Algo de novo parece estar a emergir da crise que a Enfermagem atravessa. As instituições estão sob a pressão constante de um crescente número de profissionais esclarecidos por um maior acesso a fontes alternativas de informação. Qual o nosso desafio?
A democracia fundada no credo do pluralismo de ideias e pensamento é um desafio constante, a atual crise teve uma base cultural e politica antes mesmo de ser económica. E a nossa profissão não parece ser diferente, as antigas grandes narrativas da profissão perderam força no choque com o vigente regime de verdade: a austeridade.
Os últimos anos respondem a este padrão: a profissão deveria estar altamente “responsiva” às ameaças e oportunidades que surgem na sociedade e nomeadamente no sistema de saúde sob ameaça, mas em vez disso, deparamo-nos com organizações onde reinam hegemonias mais ou menos fechadas, regimes em que o poder não é disputado e a participação política é limitada. A consequência foi, parece-me, a dificuldade em mobilizar os enfermeiros e o anémico avanço (e até recuo) na última década em áreas-chave para o papel que a Enfermagem reivindica:
- Disciplina: alicerçar a autonomia profissional no conhecimento cientifico sólido delimitado disciplinarmente para ser capaz de dialogar sem complexos com as outras ciências.
- Especialização: maior diferenciação profissional no sentido das necessidades percebidas na sociedade
- Carreira: elevação do reconhecimento social dos profissionais através de uma carreira digna
O triângulo disciplina-especialização-carreira (D-E-C) foi percebido até finais da década de 1990 como se fossem 3 frentes de ataque dos enfermeiros e sobretudo dos líderes dessa altura. No entanto, os ataques que a profissão sofreu desde aí, fez desmoronar as expectativas e do ataque passamos à defesa, e ultimamente à contenção de danos naquilo que foi ganho ao longo de décadas.
Isto ocorre ao mesmo tempo que temos a geração melhor preparada de sempre cultural e intelectualmente, mas perdida no meio da crise dos mercados ou do Mercado (ideologia). Os discursos de fundo sobre o triângulo D-E-C padecem hoje de desarticulação, tal como padecem de desarticulação as instituições que correspondentemente têm como foco de atuação/intervenção cada lado do triângulo: Escolas-Ordem-Sindicatos. O pacto informal da década de 1990 é agora uma passagem saudosa da história da nossa profissão.

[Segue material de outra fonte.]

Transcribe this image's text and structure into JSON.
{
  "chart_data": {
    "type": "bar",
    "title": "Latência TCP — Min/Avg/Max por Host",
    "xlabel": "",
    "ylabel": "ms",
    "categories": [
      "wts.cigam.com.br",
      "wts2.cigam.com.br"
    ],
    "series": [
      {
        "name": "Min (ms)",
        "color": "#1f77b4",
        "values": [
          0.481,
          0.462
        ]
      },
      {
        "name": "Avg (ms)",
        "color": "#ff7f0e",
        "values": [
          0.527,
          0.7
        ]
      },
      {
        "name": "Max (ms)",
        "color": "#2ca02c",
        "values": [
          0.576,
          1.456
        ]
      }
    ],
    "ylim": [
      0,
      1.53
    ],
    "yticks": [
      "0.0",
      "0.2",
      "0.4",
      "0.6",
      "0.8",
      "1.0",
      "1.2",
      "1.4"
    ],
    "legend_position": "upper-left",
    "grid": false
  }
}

E é neste cenário que algo de novo pode estar a surgir. A ampliação da participação política de uma nova geração de enfermeiros cada vez menos tolerantes com a passividade e o politicamente correto, a Geração da Enfermagem das Redes Sociais, da Precariedade e da Diáspora, que através das suas redes informais fazem circular informações e opiniões que facilmente podem ser confrontadas criticamente e por isso alvo de melhor reflexão. Estas redes pela sua natureza circunstancial pouco estruturada são ao mesmo tempo uma possibilidade à novidade. Os enfermeiros portugueses por força da Diáspora, têm hoje acesso a realidades diversas da portuguesa e necessariamente isso deverá confrontar novas visões para a Enfermagem Portuguesa, que diga-se de passagem foi precoce/vanguardista na Europa.

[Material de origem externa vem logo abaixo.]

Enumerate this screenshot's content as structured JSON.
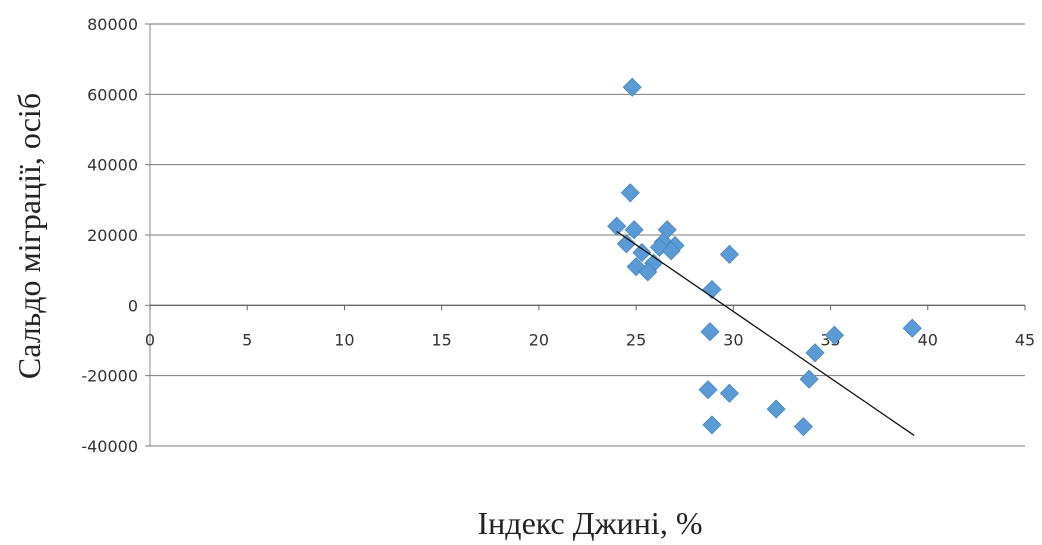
{
  "chart_data": {
    "type": "scatter",
    "xlabel": "Індекс Джині, %",
    "ylabel": "Сальдо міграції, осіб",
    "xlim": [
      0,
      45
    ],
    "ylim": [
      -40000,
      80000
    ],
    "x_ticks": [
      0,
      5,
      10,
      15,
      20,
      25,
      30,
      35,
      40,
      45
    ],
    "y_ticks": [
      -40000,
      -20000,
      0,
      20000,
      40000,
      60000,
      80000
    ],
    "x_tick_labels": [
      "0",
      "5",
      "10",
      "15",
      "20",
      "25",
      "30",
      "35",
      "40",
      "45"
    ],
    "y_tick_labels": [
      "-40000",
      "-20000",
      "0",
      "20000",
      "40000",
      "60000",
      "80000"
    ],
    "grid": "horizontal",
    "legend": "none",
    "marker": "diamond",
    "marker_color": "#5b9bd5",
    "trend_color": "#111111",
    "points": [
      {
        "x": 24.8,
        "y": 62000
      },
      {
        "x": 24.7,
        "y": 32000
      },
      {
        "x": 24.0,
        "y": 22500
      },
      {
        "x": 24.9,
        "y": 21500
      },
      {
        "x": 26.6,
        "y": 21500
      },
      {
        "x": 24.5,
        "y": 17500
      },
      {
        "x": 26.4,
        "y": 18000
      },
      {
        "x": 27.0,
        "y": 17000
      },
      {
        "x": 25.3,
        "y": 15000
      },
      {
        "x": 26.2,
        "y": 16500
      },
      {
        "x": 26.8,
        "y": 15500
      },
      {
        "x": 25.0,
        "y": 11000
      },
      {
        "x": 25.9,
        "y": 12000
      },
      {
        "x": 25.6,
        "y": 9500
      },
      {
        "x": 29.8,
        "y": 14500
      },
      {
        "x": 28.9,
        "y": 4500
      },
      {
        "x": 28.8,
        "y": -7500
      },
      {
        "x": 35.2,
        "y": -8500
      },
      {
        "x": 39.2,
        "y": -6500
      },
      {
        "x": 34.2,
        "y": -13500
      },
      {
        "x": 33.9,
        "y": -21000
      },
      {
        "x": 28.7,
        "y": -24000
      },
      {
        "x": 29.8,
        "y": -25000
      },
      {
        "x": 32.2,
        "y": -29500
      },
      {
        "x": 28.9,
        "y": -34000
      },
      {
        "x": 33.6,
        "y": -34500
      }
    ],
    "trendline": {
      "x": [
        24.0,
        39.3
      ],
      "y": [
        21000,
        -37000
      ]
    }
  }
}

Esta Geração já não acredita em lemas fáceis nem “salvadores da pátria” e, por isso, tem o potencial de repensar o papel da nossa profissão numa sociedade e sistema de saúde ameaçados. Esta Geração pela especificidade dos seus problemas (um deles a empregabilidade) tem o desafio de influenciar os regimes de poder vigentes. Já ninguém tem paciência guerras entre as velhas capelas da profissão. Entretanto cá fora uma profissão outrora promissora, agora definha.
Mais liberdade, mais reflexão estruturada e mais pluralidade (reconhecimento e respeito pela diversidade) são os ingredientes para renascimento da Enfermagem, em novos e velhos espaços, novos e velhos fóruns da profissão. E um dia destes voltaremos a falar da forma como é pertinente uma nova harmonia (pacto) entre as três frentes D-E-C. Assim seja. Esse é um bom desafio!